How could I stay? I had lied to my friends for months, about so much. About Spike, about how I was...everything was so hard to sort out, that I just didn't. When Willow started to get bad again, I saw it, but I didn't really. I knew something was up, but I was starting to feel something for Spike that I shouldn't have felt.   
  
They all died. I don't want to talk about how, but it hurt me, because there was nothing I could do. I was trapped, and I'd fought badly, and Warren had...he must have gone crazy, or something, because he let some demons loose on them. I don't know why Willow didn't use her magic to stop them. Maybe she was afraid to use it after what had happened. Her, I can forgive. Myself, not so much.  
  
I found their bodies, and then I went after Warren. I killed him, and then I found Spike. Warren had done something to his chip. He was a computer genius, it couldn't have been too hard for him. He'd fixed Spike's chip so that every three minutes, it would go off, sending fires of shocks through his dead central nervous system, putting him into agony.

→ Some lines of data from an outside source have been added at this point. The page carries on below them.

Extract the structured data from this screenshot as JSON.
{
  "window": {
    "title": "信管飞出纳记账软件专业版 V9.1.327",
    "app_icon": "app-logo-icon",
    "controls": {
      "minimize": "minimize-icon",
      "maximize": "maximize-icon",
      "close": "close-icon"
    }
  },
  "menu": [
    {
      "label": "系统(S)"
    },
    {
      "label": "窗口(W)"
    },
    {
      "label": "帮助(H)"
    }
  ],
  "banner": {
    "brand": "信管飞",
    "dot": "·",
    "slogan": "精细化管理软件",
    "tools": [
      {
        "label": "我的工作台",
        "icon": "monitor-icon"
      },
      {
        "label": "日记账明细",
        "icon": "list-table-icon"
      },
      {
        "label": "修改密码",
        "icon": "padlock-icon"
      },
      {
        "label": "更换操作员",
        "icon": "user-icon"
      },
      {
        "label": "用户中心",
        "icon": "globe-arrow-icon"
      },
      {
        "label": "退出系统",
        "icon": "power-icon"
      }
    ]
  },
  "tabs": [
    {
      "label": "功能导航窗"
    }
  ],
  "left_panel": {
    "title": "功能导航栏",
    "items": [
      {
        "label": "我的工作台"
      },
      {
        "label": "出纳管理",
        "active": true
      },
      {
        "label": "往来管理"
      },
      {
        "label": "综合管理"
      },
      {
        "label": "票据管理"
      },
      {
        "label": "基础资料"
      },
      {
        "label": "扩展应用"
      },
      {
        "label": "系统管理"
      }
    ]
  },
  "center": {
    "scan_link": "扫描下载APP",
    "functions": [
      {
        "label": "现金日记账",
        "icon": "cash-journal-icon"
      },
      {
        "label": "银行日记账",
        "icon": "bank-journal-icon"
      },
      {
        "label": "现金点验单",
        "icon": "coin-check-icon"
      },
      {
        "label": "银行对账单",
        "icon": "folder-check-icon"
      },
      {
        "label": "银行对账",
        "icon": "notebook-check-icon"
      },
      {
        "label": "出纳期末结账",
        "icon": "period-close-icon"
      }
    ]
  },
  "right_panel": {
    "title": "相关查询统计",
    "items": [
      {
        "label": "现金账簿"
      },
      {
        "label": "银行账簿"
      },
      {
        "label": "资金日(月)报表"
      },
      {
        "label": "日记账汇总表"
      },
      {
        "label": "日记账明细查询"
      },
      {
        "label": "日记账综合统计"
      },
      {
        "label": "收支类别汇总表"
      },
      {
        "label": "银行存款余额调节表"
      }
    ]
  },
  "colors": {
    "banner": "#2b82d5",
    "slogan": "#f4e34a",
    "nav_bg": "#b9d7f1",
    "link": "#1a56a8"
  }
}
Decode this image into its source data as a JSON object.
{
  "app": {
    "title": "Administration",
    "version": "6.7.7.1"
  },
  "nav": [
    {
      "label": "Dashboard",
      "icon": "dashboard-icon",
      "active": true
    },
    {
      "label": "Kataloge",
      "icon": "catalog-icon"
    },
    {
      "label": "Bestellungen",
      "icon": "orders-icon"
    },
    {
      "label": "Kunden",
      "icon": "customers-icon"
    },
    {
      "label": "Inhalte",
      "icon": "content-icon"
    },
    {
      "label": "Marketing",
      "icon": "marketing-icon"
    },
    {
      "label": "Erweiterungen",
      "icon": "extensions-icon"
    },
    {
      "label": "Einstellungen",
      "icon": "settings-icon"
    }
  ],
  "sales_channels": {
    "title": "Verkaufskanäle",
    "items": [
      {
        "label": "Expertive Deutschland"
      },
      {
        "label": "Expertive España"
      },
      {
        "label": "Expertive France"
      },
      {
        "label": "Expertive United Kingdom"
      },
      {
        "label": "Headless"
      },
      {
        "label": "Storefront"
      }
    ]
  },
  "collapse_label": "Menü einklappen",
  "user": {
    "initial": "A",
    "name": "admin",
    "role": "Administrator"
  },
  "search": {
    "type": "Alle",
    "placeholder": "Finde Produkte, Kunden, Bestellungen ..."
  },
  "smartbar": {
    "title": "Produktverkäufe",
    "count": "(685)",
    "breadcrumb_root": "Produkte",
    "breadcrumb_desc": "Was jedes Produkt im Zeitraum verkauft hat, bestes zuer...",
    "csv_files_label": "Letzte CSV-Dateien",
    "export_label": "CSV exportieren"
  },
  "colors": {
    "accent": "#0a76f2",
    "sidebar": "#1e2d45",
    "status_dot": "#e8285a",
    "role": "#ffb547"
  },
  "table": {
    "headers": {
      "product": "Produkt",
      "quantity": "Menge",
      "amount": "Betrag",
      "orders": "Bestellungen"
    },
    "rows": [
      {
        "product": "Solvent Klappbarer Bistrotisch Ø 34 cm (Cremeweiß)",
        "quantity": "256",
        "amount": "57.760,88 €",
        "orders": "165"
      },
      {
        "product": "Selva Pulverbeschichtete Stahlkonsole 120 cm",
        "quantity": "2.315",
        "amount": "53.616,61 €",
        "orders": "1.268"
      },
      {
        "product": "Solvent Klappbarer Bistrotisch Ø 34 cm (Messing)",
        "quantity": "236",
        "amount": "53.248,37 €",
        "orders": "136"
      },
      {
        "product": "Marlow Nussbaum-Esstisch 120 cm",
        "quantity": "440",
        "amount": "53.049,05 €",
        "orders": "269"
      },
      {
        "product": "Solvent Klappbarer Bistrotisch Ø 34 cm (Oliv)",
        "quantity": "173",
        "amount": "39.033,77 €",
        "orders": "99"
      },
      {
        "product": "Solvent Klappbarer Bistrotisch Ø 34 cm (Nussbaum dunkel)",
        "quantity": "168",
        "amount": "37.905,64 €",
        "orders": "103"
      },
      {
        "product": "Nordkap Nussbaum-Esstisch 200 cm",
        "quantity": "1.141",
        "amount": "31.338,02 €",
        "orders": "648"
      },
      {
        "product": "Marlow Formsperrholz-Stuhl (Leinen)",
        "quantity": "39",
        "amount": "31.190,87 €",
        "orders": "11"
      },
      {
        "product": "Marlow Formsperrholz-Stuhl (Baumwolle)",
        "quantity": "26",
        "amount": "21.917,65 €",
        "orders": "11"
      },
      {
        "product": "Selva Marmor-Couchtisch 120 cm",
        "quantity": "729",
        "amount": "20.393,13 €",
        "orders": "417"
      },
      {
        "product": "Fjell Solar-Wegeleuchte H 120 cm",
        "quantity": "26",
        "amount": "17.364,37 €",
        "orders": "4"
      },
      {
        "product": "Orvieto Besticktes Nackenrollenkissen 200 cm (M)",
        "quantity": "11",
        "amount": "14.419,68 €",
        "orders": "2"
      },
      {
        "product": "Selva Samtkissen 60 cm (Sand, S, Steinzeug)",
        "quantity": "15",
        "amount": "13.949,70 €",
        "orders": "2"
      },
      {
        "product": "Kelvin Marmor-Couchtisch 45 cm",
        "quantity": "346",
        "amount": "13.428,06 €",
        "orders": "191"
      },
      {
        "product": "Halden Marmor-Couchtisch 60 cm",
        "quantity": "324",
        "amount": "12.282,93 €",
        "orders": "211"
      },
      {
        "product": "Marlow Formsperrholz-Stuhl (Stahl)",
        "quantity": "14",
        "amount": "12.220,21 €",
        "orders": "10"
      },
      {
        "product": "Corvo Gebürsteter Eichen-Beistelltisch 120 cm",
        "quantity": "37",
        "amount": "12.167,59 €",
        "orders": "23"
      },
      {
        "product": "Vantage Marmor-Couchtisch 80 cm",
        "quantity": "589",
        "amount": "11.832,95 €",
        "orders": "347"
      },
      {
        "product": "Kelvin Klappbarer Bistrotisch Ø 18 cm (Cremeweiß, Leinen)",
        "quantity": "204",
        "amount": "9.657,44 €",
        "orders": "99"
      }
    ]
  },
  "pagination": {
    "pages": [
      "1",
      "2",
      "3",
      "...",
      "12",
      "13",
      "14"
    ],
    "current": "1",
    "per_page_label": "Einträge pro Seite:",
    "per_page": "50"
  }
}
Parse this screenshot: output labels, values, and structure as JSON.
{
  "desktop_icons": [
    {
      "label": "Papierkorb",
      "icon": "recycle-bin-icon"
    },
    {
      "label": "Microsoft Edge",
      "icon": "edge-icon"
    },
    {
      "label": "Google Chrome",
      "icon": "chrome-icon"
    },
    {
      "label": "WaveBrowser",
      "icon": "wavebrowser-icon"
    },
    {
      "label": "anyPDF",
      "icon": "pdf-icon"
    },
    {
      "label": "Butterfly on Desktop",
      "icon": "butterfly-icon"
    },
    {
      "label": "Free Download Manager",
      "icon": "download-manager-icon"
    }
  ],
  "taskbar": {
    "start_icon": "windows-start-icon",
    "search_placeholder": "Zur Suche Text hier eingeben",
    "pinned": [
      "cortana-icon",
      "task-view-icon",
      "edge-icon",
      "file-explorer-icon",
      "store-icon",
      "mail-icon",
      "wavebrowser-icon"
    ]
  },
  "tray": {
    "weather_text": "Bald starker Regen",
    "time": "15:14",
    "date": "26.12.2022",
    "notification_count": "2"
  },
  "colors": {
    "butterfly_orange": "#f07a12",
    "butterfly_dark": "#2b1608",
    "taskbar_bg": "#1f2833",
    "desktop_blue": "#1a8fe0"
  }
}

But that wasn't all he'd done to the chip. Now, not only could Spike not hurt humans, but he couldn't drink blood. Any kind of blood.  
  
Have you ever seen a vampire who can't drink? The thing that gives him life, that heals him, and he can't touch it. Can hardly smell it without a warning shock from a tiny little piece of silicon stuck in his brain. With the constant shocks, and not being able to drink, he was wasting away, getting so weak and frail, that it made me sick to my stomach. He'd helped me to live, all those months I'd been lying to my friends, so I'd helped him to die. I had staked the vampire, the man, who had become my friend, my confidante, my lifeline. Then I left.  
  
I don't slay actively anymore. Well, I do, but I don't go hunting, or tracking, or patrolling. If I'm out, and I see demons, I kill them. Alone. Because I'm the Slayer. I'm always alone. There's just me.